The best-known gig economy platforms, based on consumer use, are the rideshare platforms Uber and Lyft. Founded in 2009, Uber is the older of the two, holds a 71% share of the market, and has recently entered into food delivery, capturing 27% of that market. Lyft began in 2012 and has since captured the remainder of the rideshare market share with 29%. The success of both brands is tied to the quality of the services they provide to the consumer and the pay of the drivers.

Other notable, successful gig platforms include the home rental services Airbnb and Vrbo; the contractor service, Angie’s List; and the homecare provider, Care.com. Perhaps the most influential of all the gig platform types are those that offer the services of freelance writers, programmers, and artists. Freelancer.com, Fiverr, and Guru.com have all carved out respectable places in the freelancer platform niche, but none have been as successful as Upwork. Upwork formed in 2017 when the freelance companies oDesk and Elance merged and today it has about 20 million users. Although Upwork has fewer users than some other similar platforms, its five million clients, of which about 770,000 are active, make it the highest-grossing and most valued freelancer site. The clients who drive Upwork’s success are a combination of major corporations who are looking for the flexibility gig workers offer and average consumers who need jobs done without long-term commitments.

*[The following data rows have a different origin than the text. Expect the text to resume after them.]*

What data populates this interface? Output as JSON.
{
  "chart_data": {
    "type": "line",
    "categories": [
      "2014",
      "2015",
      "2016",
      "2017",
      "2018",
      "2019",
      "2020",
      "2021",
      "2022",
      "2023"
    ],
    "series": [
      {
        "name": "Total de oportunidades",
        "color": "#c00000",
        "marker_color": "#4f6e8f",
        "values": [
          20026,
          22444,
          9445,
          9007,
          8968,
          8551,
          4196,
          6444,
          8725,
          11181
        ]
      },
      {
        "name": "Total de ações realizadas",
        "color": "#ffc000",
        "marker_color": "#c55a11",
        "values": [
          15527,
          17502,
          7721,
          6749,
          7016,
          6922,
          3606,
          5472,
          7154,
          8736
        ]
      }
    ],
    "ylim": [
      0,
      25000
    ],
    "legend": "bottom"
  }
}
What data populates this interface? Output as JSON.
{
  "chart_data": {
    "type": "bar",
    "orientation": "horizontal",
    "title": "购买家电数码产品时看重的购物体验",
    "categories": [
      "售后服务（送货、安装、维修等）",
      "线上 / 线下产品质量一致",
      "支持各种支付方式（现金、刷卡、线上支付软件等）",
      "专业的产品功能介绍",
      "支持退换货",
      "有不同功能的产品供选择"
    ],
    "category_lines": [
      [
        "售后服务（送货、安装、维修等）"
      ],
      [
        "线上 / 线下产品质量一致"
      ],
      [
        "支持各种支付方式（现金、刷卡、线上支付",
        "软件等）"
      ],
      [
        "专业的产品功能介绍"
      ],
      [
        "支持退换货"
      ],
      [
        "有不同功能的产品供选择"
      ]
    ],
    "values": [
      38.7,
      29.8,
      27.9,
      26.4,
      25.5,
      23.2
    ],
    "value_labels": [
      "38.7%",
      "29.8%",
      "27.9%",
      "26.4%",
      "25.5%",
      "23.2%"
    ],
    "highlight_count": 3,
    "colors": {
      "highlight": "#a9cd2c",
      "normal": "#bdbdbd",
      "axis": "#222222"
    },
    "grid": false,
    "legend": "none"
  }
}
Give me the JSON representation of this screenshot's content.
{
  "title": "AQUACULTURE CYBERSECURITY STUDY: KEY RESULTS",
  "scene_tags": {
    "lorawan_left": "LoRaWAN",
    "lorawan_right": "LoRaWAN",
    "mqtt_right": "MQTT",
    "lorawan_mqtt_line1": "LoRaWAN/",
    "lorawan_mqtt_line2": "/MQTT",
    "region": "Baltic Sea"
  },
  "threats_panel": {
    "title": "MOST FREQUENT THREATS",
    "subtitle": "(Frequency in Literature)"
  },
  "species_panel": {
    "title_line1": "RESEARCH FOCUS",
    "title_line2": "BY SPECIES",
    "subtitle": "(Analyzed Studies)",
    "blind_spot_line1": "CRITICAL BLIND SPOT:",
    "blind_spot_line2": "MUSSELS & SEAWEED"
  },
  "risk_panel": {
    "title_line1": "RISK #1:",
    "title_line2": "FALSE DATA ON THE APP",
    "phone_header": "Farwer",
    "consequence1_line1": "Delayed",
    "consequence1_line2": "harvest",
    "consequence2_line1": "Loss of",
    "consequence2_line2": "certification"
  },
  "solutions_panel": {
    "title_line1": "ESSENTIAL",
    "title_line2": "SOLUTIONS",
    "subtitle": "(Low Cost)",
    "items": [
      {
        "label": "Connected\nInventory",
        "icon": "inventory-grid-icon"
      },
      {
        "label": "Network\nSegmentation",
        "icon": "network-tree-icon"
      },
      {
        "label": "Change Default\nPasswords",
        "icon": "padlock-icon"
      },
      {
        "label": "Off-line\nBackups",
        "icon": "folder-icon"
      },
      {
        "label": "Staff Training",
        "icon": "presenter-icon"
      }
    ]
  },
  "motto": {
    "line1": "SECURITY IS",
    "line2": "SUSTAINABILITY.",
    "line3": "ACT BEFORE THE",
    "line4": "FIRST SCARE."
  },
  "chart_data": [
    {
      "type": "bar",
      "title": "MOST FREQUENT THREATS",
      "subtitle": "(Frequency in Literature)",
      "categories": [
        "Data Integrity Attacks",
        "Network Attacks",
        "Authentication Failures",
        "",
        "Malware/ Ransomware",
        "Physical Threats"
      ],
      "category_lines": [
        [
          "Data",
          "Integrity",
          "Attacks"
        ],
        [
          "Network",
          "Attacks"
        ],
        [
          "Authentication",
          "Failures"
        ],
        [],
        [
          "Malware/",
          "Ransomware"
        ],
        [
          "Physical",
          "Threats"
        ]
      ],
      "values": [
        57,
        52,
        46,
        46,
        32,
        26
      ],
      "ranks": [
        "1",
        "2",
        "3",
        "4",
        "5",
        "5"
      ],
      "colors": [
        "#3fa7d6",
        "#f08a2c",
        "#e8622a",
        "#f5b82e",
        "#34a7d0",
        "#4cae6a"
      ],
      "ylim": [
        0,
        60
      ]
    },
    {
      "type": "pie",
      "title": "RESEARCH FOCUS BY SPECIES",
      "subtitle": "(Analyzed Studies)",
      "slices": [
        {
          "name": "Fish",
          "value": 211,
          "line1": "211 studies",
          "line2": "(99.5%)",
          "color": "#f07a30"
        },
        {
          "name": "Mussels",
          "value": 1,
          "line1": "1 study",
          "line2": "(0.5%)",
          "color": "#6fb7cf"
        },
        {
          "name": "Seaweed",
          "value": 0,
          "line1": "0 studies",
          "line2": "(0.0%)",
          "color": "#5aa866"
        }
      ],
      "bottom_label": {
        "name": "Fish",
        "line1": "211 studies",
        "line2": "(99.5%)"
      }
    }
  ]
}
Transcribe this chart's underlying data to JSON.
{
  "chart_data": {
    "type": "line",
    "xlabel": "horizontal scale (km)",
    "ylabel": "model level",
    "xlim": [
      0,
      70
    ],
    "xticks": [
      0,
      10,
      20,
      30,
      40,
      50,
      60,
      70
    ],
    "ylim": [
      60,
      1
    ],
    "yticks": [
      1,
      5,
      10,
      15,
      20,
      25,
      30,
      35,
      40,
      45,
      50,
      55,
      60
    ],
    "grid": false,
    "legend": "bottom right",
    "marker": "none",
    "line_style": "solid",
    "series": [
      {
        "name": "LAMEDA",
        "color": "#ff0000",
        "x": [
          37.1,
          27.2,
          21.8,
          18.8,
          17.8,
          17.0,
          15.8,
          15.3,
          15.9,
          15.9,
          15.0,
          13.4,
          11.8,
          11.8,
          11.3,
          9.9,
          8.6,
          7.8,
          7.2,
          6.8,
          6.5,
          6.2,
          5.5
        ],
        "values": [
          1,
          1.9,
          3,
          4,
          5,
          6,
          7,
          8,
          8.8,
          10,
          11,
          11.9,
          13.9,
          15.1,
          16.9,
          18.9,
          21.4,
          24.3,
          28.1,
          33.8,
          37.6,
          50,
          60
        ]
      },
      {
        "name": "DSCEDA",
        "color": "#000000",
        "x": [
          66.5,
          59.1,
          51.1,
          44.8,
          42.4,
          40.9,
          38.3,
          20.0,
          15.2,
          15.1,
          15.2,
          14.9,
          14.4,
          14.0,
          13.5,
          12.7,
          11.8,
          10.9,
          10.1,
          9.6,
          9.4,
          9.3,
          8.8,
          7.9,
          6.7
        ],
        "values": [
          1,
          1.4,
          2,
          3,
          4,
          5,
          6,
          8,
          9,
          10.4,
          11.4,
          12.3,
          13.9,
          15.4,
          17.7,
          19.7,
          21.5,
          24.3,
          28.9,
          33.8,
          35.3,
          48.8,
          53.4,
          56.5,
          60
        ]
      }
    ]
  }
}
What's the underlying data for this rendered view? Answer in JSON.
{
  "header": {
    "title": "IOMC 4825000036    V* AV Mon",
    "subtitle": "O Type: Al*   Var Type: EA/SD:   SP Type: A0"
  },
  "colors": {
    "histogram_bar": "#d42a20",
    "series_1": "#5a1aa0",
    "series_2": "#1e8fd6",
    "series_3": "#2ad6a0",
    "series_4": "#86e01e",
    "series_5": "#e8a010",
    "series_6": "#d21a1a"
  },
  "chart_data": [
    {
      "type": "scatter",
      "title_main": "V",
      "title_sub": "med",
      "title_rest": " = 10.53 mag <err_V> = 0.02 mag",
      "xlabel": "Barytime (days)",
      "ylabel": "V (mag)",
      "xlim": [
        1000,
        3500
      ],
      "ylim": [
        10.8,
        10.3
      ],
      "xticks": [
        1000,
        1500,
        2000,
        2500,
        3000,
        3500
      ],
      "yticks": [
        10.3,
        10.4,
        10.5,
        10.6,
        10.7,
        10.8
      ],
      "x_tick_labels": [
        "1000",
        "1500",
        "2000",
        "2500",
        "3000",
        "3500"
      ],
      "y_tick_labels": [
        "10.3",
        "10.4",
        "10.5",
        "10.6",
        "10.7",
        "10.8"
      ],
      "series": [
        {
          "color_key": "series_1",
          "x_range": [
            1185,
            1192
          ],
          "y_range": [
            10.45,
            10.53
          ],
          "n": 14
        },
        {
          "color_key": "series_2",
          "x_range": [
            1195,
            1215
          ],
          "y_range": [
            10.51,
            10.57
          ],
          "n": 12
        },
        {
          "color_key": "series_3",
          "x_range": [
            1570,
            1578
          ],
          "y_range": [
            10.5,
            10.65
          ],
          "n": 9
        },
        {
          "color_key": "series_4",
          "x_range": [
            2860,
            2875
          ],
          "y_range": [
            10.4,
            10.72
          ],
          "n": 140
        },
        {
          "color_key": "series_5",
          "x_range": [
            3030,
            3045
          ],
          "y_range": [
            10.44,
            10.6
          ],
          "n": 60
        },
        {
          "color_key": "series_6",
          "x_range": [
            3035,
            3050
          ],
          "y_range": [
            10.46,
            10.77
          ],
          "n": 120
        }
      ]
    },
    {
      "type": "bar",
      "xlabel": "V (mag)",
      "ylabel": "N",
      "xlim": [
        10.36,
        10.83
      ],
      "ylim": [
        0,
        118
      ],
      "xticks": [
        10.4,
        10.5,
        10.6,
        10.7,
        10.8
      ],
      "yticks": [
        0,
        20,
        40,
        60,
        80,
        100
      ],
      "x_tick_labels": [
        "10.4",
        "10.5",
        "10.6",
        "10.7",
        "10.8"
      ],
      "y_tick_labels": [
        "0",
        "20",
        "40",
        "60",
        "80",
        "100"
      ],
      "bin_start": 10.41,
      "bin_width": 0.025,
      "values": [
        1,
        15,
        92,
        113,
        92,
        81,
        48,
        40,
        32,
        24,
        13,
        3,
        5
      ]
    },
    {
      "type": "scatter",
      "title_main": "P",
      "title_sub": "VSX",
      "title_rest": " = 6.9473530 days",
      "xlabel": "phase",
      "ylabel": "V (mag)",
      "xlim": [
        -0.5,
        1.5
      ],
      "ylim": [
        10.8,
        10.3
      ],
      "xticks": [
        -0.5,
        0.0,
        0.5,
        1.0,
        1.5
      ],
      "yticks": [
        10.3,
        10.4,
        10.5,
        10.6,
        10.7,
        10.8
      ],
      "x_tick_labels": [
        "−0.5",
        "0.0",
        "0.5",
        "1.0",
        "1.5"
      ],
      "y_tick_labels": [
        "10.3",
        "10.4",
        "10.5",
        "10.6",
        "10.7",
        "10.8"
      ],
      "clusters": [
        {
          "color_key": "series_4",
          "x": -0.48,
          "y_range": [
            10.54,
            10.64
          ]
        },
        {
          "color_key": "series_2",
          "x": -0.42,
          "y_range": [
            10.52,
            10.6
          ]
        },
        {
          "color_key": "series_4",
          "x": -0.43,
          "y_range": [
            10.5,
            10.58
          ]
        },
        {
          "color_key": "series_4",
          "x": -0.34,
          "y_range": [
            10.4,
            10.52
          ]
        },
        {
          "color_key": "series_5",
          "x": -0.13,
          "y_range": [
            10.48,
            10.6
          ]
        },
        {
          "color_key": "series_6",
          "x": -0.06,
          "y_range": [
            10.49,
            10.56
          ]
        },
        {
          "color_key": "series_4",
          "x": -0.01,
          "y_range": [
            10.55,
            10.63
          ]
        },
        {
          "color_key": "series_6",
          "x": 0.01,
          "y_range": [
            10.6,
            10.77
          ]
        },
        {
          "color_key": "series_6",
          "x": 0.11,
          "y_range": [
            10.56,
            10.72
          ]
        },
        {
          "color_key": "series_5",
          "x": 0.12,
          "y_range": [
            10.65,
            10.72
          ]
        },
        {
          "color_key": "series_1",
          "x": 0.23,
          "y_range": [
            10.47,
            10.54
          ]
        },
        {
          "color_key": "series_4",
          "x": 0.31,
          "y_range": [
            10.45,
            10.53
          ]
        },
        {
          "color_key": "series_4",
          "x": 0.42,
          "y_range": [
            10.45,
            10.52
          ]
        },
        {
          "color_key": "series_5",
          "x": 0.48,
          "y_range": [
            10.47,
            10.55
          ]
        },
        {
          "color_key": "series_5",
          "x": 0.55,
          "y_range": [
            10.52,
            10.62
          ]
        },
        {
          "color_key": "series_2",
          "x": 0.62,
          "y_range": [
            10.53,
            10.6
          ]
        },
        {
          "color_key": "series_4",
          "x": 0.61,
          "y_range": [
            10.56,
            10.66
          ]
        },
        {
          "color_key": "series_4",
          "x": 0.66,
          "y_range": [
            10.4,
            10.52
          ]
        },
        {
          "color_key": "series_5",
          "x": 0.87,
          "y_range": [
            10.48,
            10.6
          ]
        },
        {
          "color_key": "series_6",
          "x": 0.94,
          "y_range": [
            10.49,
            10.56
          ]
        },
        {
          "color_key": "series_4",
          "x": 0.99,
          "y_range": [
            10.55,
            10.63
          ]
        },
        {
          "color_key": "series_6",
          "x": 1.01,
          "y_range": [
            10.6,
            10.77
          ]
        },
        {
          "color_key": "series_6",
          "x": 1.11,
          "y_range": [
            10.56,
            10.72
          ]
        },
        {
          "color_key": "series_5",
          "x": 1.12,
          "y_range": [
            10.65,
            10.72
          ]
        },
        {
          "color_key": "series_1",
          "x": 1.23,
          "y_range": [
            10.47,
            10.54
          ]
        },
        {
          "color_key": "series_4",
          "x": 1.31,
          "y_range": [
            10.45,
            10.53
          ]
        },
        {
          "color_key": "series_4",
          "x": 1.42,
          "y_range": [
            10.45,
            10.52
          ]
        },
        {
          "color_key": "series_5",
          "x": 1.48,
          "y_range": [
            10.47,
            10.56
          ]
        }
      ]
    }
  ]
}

Opportunities in the gig economy

The emergence of the gig economy provides plenty of new opportunities for companies to connect with their consumers and the public. A study by SAP Fieldglass and Oxford Economics shows that 38% of managers surveyed had already hired freelancers on different platforms and that the number is expected to increase. The numbers also show that by 2027 about 86.5 million people will be freelancing in the US alone, which is an incredible number that will be much higher globally.

Research on the gig economy is also creating new opportunities for companies that conduct studies on gig work as well as the consumers who participate in these studies. Hivemind.zone offers individuals the opportunity to get paid for market-research-related tasks, such as mystery shopping or taking part in a brand evaluation, with the goal of helping to develop a particular brand or product better.

Gigwalk is another example of a platform that allows businesses that conduct market research through the gig work sector. Four of the nation’s top five consulting firms use Gigwalk for market research that is gathered and collated by gig workers hired on the platform.

All of this means that in the future companies, workers, and consumers will be able to reap enormous benefits from the gig economy if they properly understand how it works. Companies that connect with their consumers and understand that quality doesn’t have to be sacrificed when contractors are hired will benefit, as will contractors who will continue to enjoy the freedom of gig work. Ultimately, though, the consumer is positioned to benefit the most from the gig economy thanks to a combination of convenience and choice.